Having been there, Cummings knows well how chaotic and difficult decision-making is, and how different from the simplifications imposed retrospectively. In his tweets, he points out that the legal lockdown on 23 March was not the critical point: the dramatic changes in behaviour in the previous two weeks were what mattered. He thinks they should have come sooner, but it is hard to see how they could have happened more than a few days earlier than they did.

Perhaps “the only copy of a crucial historical document from Covid decision-making” that Cummings claims to have will change everything. But it seems unlikely. It would be odd for there to be only one copy of an important document. Unless it records that Johnson said “Let the bodies pile high” as a considered policy decision rather than a momentary expression of frustration, it may not add much to the ocean of evidence that the public inquiry will eventually wade through.

It would be interesting if this “crucial document” were to shed more light on the discussions between the scientific advisers and ministers over the need for earlier and more stringent measures in September, but in the end the disagreements were evidently not stark enough to prompt the advisers to go public or to resign – the fear of which gave them considerable leverage.

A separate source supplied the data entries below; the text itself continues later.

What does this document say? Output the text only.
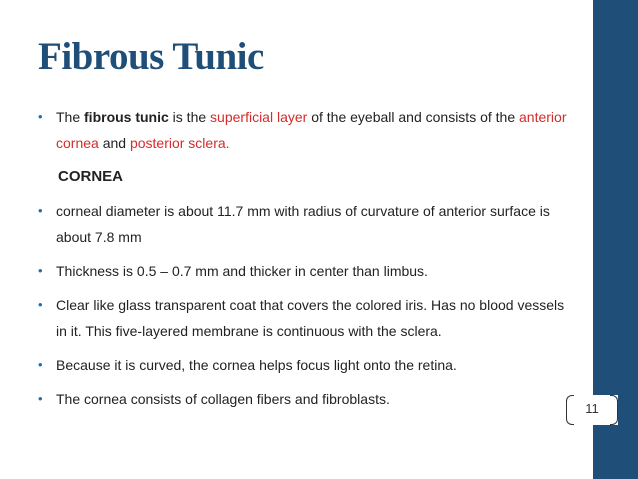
Fibrous Tunic
• The fibrous tunic is the superficial layer of the eyeball and consists of the anterior cornea and posterior sclera.
CORNEA
• corneal diameter is about 11.7 mm with radius of curvature of anterior surface is about 7.8 mm
• Thickness is 0.5 – 0.7 mm and thicker in center than limbus.
• Clear like glass transparent coat that covers the colored iris. Has no blood vessels in it. This five-layered membrane is continuous with the sclera.
• Because it is curved, the cornea helps focus light onto the retina.
• The cornea consists of collagen fibers and fibroblasts.
11
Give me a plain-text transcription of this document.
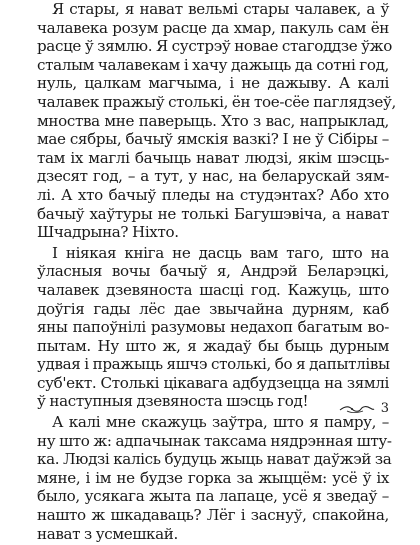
Я стары, я нават вельмі стары чалавек, а ў
чалавека розум расце да хмар, пакуль сам ён
расце ў зямлю. Я сустрэў новае стагоддзе ўжо
сталым чалавекам і хачу дажыць да сотні год,
нуль, цалкам магчыма, і не дажыву. А калі
чалавек пражыў столькі, ён тое-сёе паглядзеў,
мноства мне паверыць. Хто з вас, напрыклад,
мае сябры, бачыў ямскія вазкі? І не ў Сібіры –
там іх маглі бачыць нават людзі, якім шэсць-
дзесят год, – а тут, у нас, на беларускай зям-
лі. А хто бачыў пледы на студэнтах? Або хто
бачыў хаўтуры не толькі Багушэвіча, а нават
Шчадрына? Ніхто.
І ніякая кніга не дасць вам таго, што на
ўласныя вочы бачыў я, Андрэй Беларэцкі,
чалавек дзевяноста шасці год. Кажуць, што
доўгія гады лёс дае звычайна дурням, каб
яны папоўнілі разумовы недахоп багатым во-
пытам. Ну што ж, я жадаў бы быць дурным
удвая і пражыць яшчэ столькі, бо я дапытлівы
суб'ект. Столькі цікавага адбудзецца на зямлі
ў наступныя дзевяноста шэсць год!
А калі мне скажуць заўтра, што я памру, –
ну што ж: адпачынак таксама нядрэнная шту-
ка. Людзі калісь будуць жыць нават даўжэй за
мяне, і ім не будзе горка за жыццём: усё ў іх
было, усякага жыта па лапаце, усё я зведаў –
нашто ж шкадаваць? Лёг і заснуў, спакойна,
нават з усмешкай.
3
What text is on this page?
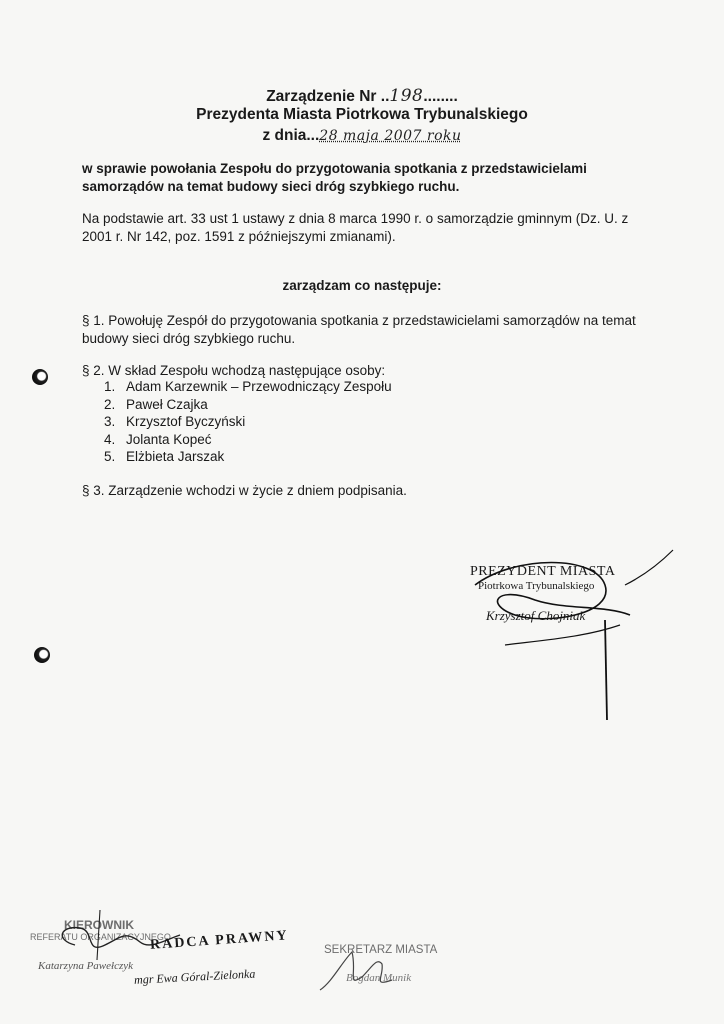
Zarządzenie Nr ..198........
Prezydenta Miasta Piotrkowa Trybunalskiego
z dnia...28 maja 2007 roku
w sprawie powołania Zespołu do przygotowania spotkania z przedstawicielami samorządów na temat budowy sieci dróg szybkiego ruchu.
Na podstawie art. 33 ust 1 ustawy z dnia 8 marca 1990 r. o samorządzie gminnym (Dz. U. z 2001 r. Nr 142, poz. 1591 z późniejszymi zmianami).
zarządzam co następuje:
§ 1. Powołuję Zespół do przygotowania spotkania z przedstawicielami samorządów na temat budowy sieci dróg szybkiego ruchu.
§ 2. W skład Zespołu wchodzą następujące osoby:
1. Adam Karzewnik – Przewodniczący Zespołu
2. Paweł Czajka
3. Krzysztof Byczyński
4. Jolanta Kopeć
5. Elżbieta Jarszak
§ 3. Zarządzenie wchodzi w życie z dniem podpisania.
PREZYDENT MIASTA
Piotrkowa Trybunalskiego
Krzysztof Chojniak
KIEROWNIK
REFERATU ORGANIZACYJNEGO
Katarzyna Pawełczyk
RADCA PRAWNY
mgr Ewa Góral-Zielonka
SEKRETARZ MIASTA
Bogdan Munik
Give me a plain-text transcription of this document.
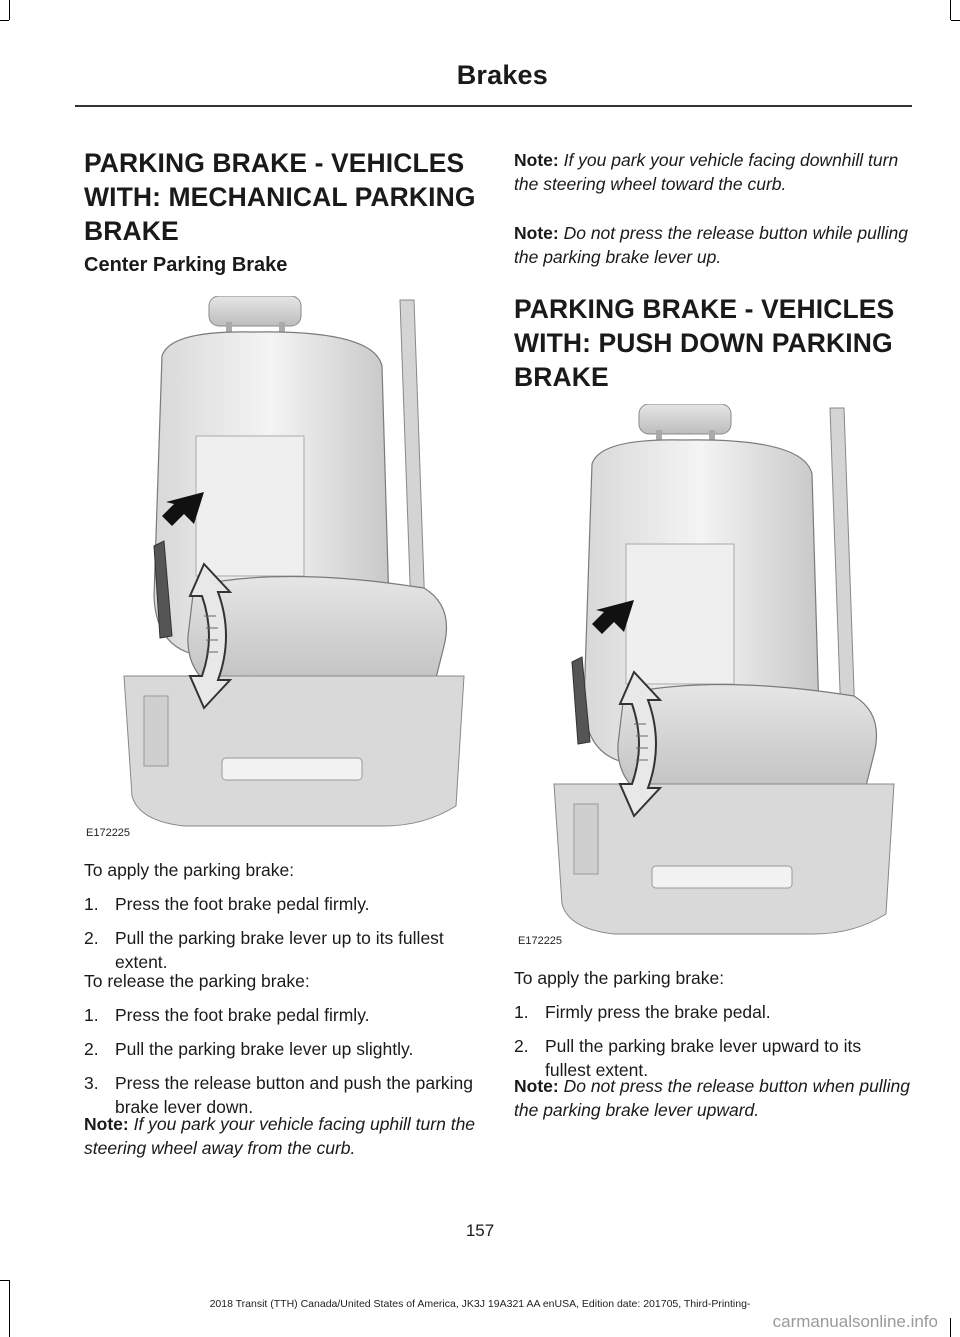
Brakes
PARKING BRAKE - VEHICLES
WITH: MECHANICAL PARKING
BRAKE
Center Parking Brake
E172225

To apply the parking brake:

1. Press the foot brake pedal firmly.
2. Pull the parking brake lever up to its fullest extent.

To release the parking brake:

1. Press the foot brake pedal firmly.
2. Pull the parking brake lever up slightly.
3. Press the release button and push the parking brake lever down.

Note: If you park your vehicle facing uphill turn the steering wheel away from the curb.

Note: If you park your vehicle facing downhill turn the steering wheel toward the curb.

Note: Do not press the release button while pulling the parking brake lever up.

PARKING BRAKE - VEHICLES
WITH: PUSH DOWN PARKING
BRAKE
E172225

To apply the parking brake:

1. Firmly press the brake pedal.
2. Pull the parking brake lever upward to its fullest extent.

Note: Do not press the release button when pulling the parking brake lever upward.

157
2018 Transit (TTH) Canada/United States of America, JK3J 19A321 AA enUSA, Edition date: 201705, Third-Printing-
carmanualsonline.info
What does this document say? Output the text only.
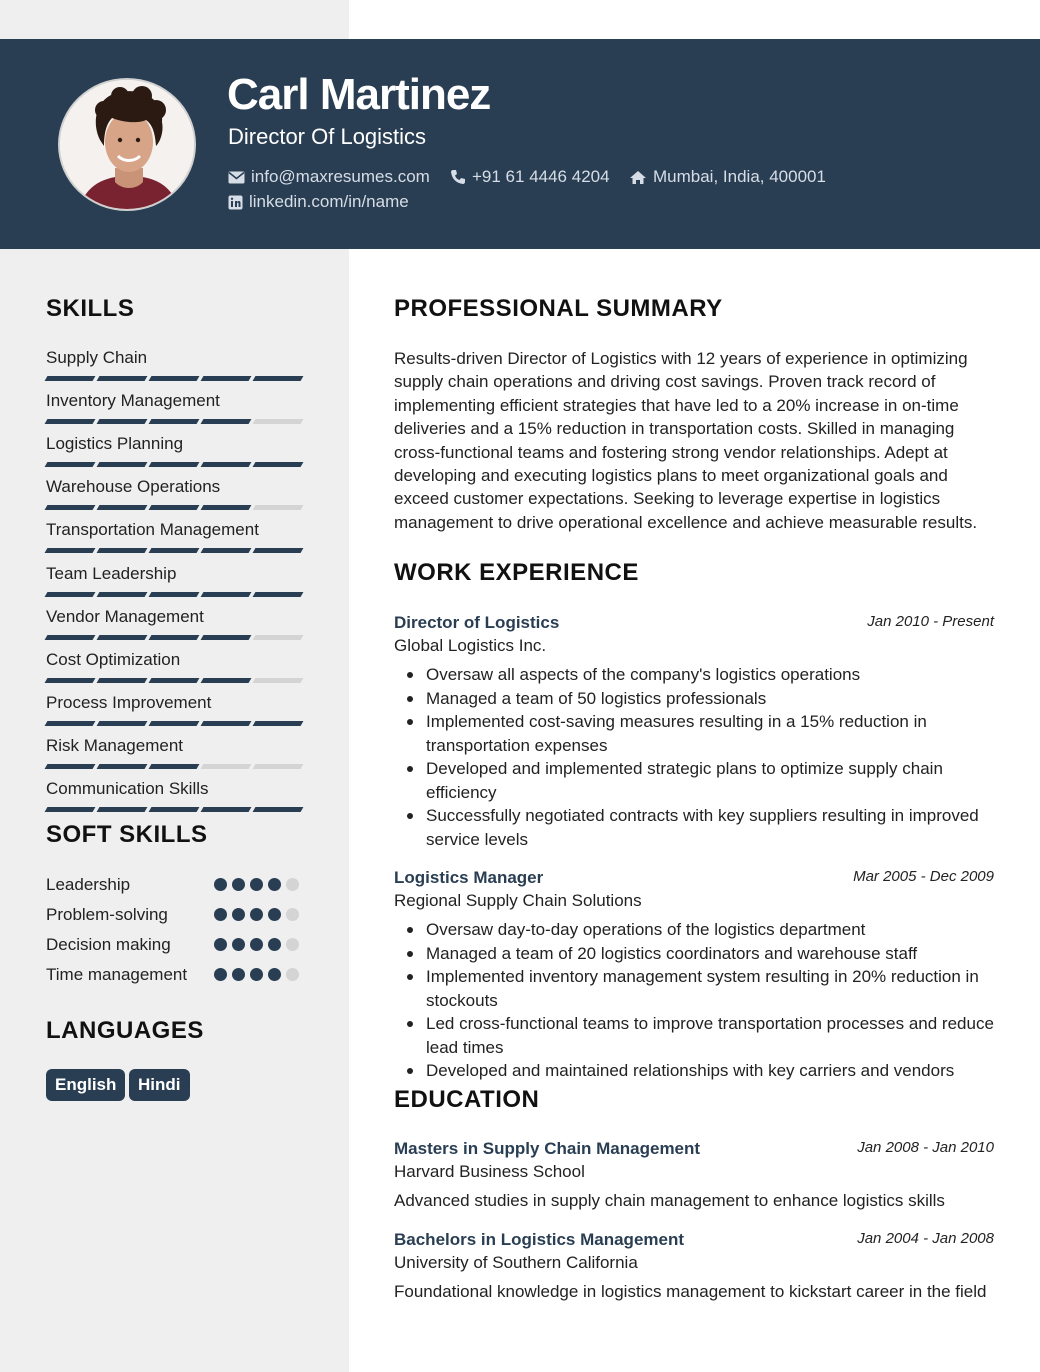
Carl Martinez
Director Of Logistics
info@maxresumes.com +91 61 4446 4204	Mumbai, India, 400001
linkedin.com/in/name
SKILLS
Supply Chain
Inventory Management
Logistics Planning
Warehouse Operations
Transportation Management
Team Leadership
Vendor Management
Cost Optimization
Process Improvement
Risk Management
Communication Skills
SOFT SKILLS
Leadership
Problem-solving
Decision making
Time management
LANGUAGES
English	Hindi
PROFESSIONAL SUMMARY
Results-driven Director of Logistics with 12 years of experience in optimizing supply chain operations and driving cost savings. Proven track record of implementing efficient strategies that have led to a 20% increase in on-time deliveries and a 15% reduction in transportation costs. Skilled in managing cross-functional teams and fostering strong vendor relationships. Adept at developing and executing logistics plans to meet organizational goals and exceed customer expectations. Seeking to leverage expertise in logistics management to drive operational excellence and achieve measurable results.
WORK EXPERIENCE
Director of Logistics	Jan 2010 - Present
Global Logistics Inc.
Oversaw all aspects of the company's logistics operations
Managed a team of 50 logistics professionals
Implemented cost-saving measures resulting in a 15% reduction in transportation expenses
Developed and implemented strategic plans to optimize supply chain efficiency
Successfully negotiated contracts with key suppliers resulting in improved service levels
Logistics Manager	Mar 2005 - Dec 2009
Regional Supply Chain Solutions
Oversaw day-to-day operations of the logistics department
Managed a team of 20 logistics coordinators and warehouse staff
Implemented inventory management system resulting in 20% reduction in stockouts
Led cross-functional teams to improve transportation processes and reduce lead times
Developed and maintained relationships with key carriers and vendors
EDUCATION
Masters in Supply Chain Management	Jan 2008 - Jan 2010
Harvard Business School
Advanced studies in supply chain management to enhance logistics skills
Bachelors in Logistics Management	Jan 2004 - Jan 2008
University of Southern California
Foundational knowledge in logistics management to kickstart career in the field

All the same, we should be grateful that Cummings argues for openness. He says that more of it would have made a difference in February and March last year: “Openness to scrutiny would have exposed government errors weeks earlier than happened.” I am not sure he is right, although it was frustrating that Sage minutes were published after several weeks’ delay, because most of the debate about models of the spread of the virus was out in the open.

Yet Cummings’s contribution to openness in coming to the committee to engage in the writing of ultra-contemporary history should be welcomed, even if it is motivated by revenge, and even if it fails to make much of the “napalm” stick to his former boss.